Urinary TWEAK as a biomarker of lupus nephritis: a multicenter cohort study

Abstract

Introduction: TNF-like weak inducer of apoptosis (TWEAK) has been implicated as a mediator of chronic inflammatory processes via prolonged activation of the NF-kappaB pathway in several tissues, including the kidney. Evidence for the importance of TWEAK in the pathogenesis of lupus nephritis (LN) has been recently introduced. Thus, TWEAK levels may serve as an indication of LN presence and activity.

Methods: Multicenter cohorts of systemic lupus erythematosus (SLE) patients and controls were recruited for cross-sectional and longitudinal analysis of urinary TWEAK (uTWEAK) and/or serum TWEAK (sTWEAK) levels as potential biomarkers of LN. The performance of TWEAK as a biomarker for nephritis was compared with routinely used laboratory tests in lupus patients, including anti-double stranded DNA antibodies and levels of C3 and C4.

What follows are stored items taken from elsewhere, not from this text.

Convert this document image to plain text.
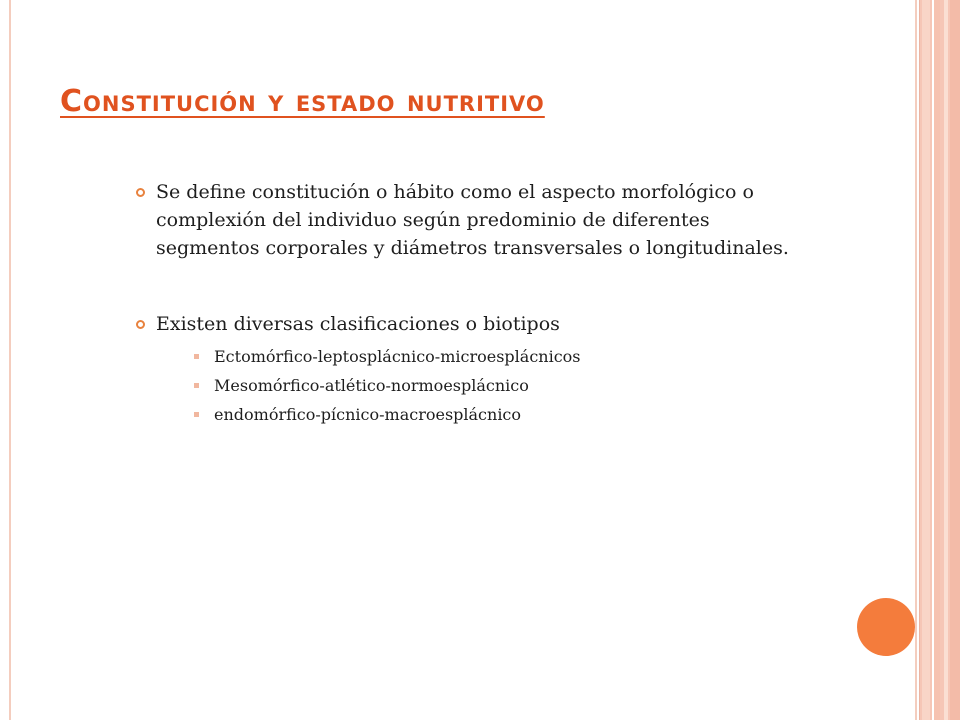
Constitución y estado nutritivo
Se define constitución o hábito como el aspecto morfológico o complexión del individuo según predominio de diferentes segmentos corporales y diámetros transversales o longitudinales.
Existen diversas clasificaciones o biotipos
Ectomórfico-leptosplácnico-microesplácnicos
Mesomórfico-atlético-normoesplácnico
endomórfico-pícnico-macroesplácnico
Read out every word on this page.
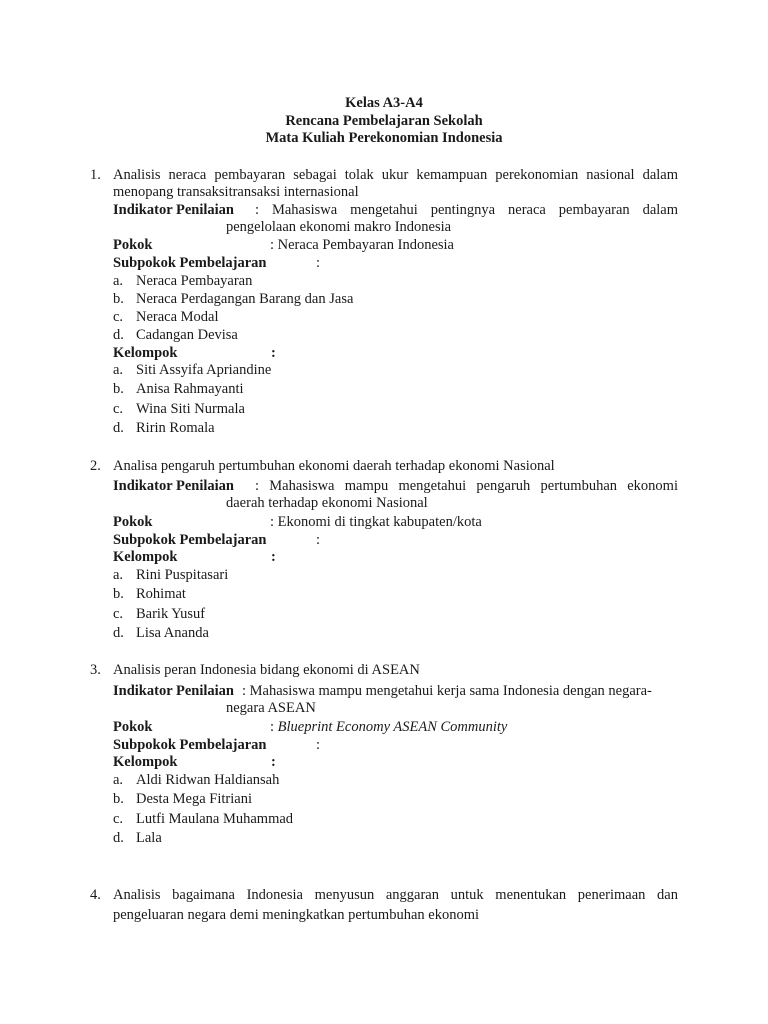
Kelas A3-A4
Rencana Pembelajaran Sekolah
Mata Kuliah Perekonomian Indonesia
1. Analisis neraca pembayaran sebagai tolak ukur kemampuan perekonomian nasional dalam
menopang transaksitransaksi internasional
Indikator Penilaian : Mahasiswa mengetahui pentingnya neraca pembayaran dalam
pengelolaan ekonomi makro Indonesia
Pokok	: Neraca Pembayaran Indonesia
Subpokok Pembelajaran	:
a. Neraca Pembayaran
b. Neraca Perdagangan Barang dan Jasa
c. Neraca Modal
d. Cadangan Devisa
Kelompok	:
a. Siti Assyifa Apriandine
b. Anisa Rahmayanti
c. Wina Siti Nurmala
d. Ririn Romala
2. Analisa pengaruh pertumbuhan ekonomi daerah terhadap ekonomi Nasional
Indikator Penilaian : Mahasiswa mampu mengetahui pengaruh pertumbuhan ekonomi
daerah terhadap ekonomi Nasional
Pokok	: Ekonomi di tingkat kabupaten/kota
Subpokok Pembelajaran	:
Kelompok	:
a. Rini Puspitasari
b. Rohimat
c. Barik Yusuf
d. Lisa Ananda
3. Analisis peran Indonesia bidang ekonomi di ASEAN
Indikator Penilaian : Mahasiswa mampu mengetahui kerja sama Indonesia dengan negara-
negara ASEAN
Pokok	: Blueprint Economy ASEAN Community
Subpokok Pembelajaran	:
Kelompok	:
a. Aldi Ridwan Haldiansah
b. Desta Mega Fitriani
c. Lutfi Maulana Muhammad
d. Lala
4. Analisis bagaimana Indonesia menyusun anggaran untuk menentukan penerimaan dan
pengeluaran negara demi meningkatkan pertumbuhan ekonomi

Results: uTWEAK levels were significantly higher in LN patients than in non-LN SLE patients and other disease control groups (P = 0.039). Furthermore, uTWEAK was better at distinguishing between LN and non-LN SLE patients than anti-DNA antibodies and complement levels, while high uTWEAK levels predicted LN in SLE patients with an odds ratio of 7.36 (95% confidence interval = 2.25 to 24.07; P = 0.001). uTWEAK levels peaked during LN flares, and were significantly higher during the flare than at 4 and 6 months prior to or following the flare event. A linear mixed-effects model showed a significant association between uTWEAK levels in SLE patients and their disease activity over time (P = 0.008). sTWEAK levels, however, were not found to correlate with the presence of LN or the degree of nephritis activity.

Conclusions: High uTWEAK levels are indicative of LN, as opposed to non-LN SLE and other healthy and disease control populations, and reflect renal disease activity in longitudinal follow-up. Thus, our study further supports a role for TWEAK in the pathogenesis of LN, and provides strong evidence for uTWEAK as a candidate clinical biomarker for LN.

Figure 1

Systemic lupus erythematosus patients with lupus nephritis have high urinary TWEAK. A multigroup comparison between urinary TNF-like weak inducer of apoptosis (uTWEAK) levels of 30 patients with biopsy-proven lupus nephritis (LN), 49 systemic lupus erythematosus (SLE) patients without LN, 28 healthy individuals, 79 rheumatoid arthritis (RA) patients, 25 osteoarthritis (OA) patients and 31 renal controls (P = 0.039). *P < 0.05 in two-group post-hoc comparisons with LN. Graphs represent median levels with the interquartile range.

Figure 2

High urinary TWEAK is characteristic of lupus nephritis in systemic lupus erythematosus patients. (a) Thirty lupus nephritis (LN) patients have significantly higher urinary TNF-like weak inducer of apoptosis (uTWEAK) levels (corrected to creatinine) than 49 systemic lupus erythematosus (SLE) patients without LN (P < 0.001). (b) uTWEAK levels of 78 SLE patients (both LN patients and non-LN patients) correlate significantly with renal Systemic Lupus Erythematosus Disease Activity Index (rSLEDAI) scores (r = 0.388, P = 0.047). (c) Nonparametric receiver operating characteristic (ROC) curve for uTWEAK and the presence of LN in SLE patients; area under the curve = 0.724. (d) uTWEAK levels in 30 patients with biopsy-proven LN versus 11 SLE patients with a clinical diagnosis of LN not confirmed by renal biopsy (P = 0.941). Graphs represent median levels with the interquartile range. **P < 0.01.

Figure 3

Urinary TWEAK levels at different timepoints relative to a lupus nephritis flare. Urinary TNF-like weak inducer of apoptosis (uTWEAK) levels of 13 lupus nephritis (LN) patients followed in the Ohio SLE Study cohort, taken 6, 4 and 2 months before and after a LN flare, including at the time of the flare itself (timepoint 0). Graph represents least-squares (LS) means with standard error. *P < 0.05 compared with uTWEAK level at flare.